First post, by coolgenie
Recently I noticed a PC/AT-class emulator running on Pi Pico boards (PCB “Murmulator”). Since Waveshare now sells a compact RP2350B-PiZero board with built-in HDMI output, microSD, and two USB-C ports, I decided to port the emulator to that platform.
So far I’ve:
- Fixed HDMI timing on the Waveshare board
- Improved the VGA emulation
- Increased text-mode rendering to use a proper 8×16 font (much nicer readability)
- Added USB keyboard and mouse support
- In terms of speed, it feels roughly in the range of a 286 to a 386SX .
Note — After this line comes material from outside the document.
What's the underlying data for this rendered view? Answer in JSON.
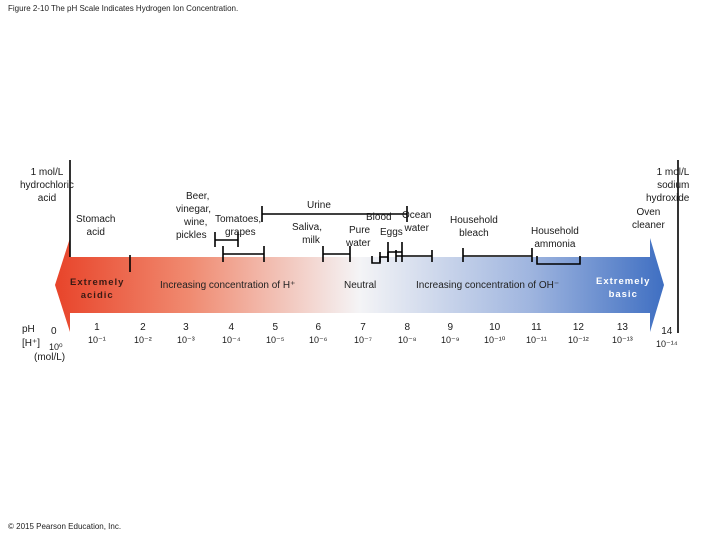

If you want to try it, the source is on GitHub: https://github.com/petr-to/pico-286-waveshare
Why Waveshare / what’s next
The original motivation was RP2350B’s higher GPIO count versus the “usual” small boards. My longer-term goal is to turn this into a kind of modern SBC with a real 8088 connected over GPIO: code would execute on the real Intel CPU, while the RP2350-based “mainboard” would provide RAM, video, keyboard, and storage.
I’m also considering ISA support. With enough GPIOs (and some multiplexing), it might be feasible to expose an ISA slot (or at least a subset) for experiments.
Alternative direction: modular “plug-in” architecture
Since PC/XT isn’t exactly a hot topic nowadays, and getting a 386/486-class CPU running at a decent speed on a small, affordable board isn’t trivial, I’m considering a more flexible modular design:
- One Pico 2 (or similar) as a “mainboard” handling CPU (286/386SX class) plus ~8 MB RAM
- A second Pico 2 dedicated to VGA emulation with higher resolutions / more colors
- Optionally a Teensy 4.1 as a “performance module” (e.g., CPU+memory emulation targeting 386DX, maybe even 486SX territory)
What do you think—does the “real 8088 over GPIO” direction sound interesting to you, or would the modular multi-MCU approach be more useful/practical for this community?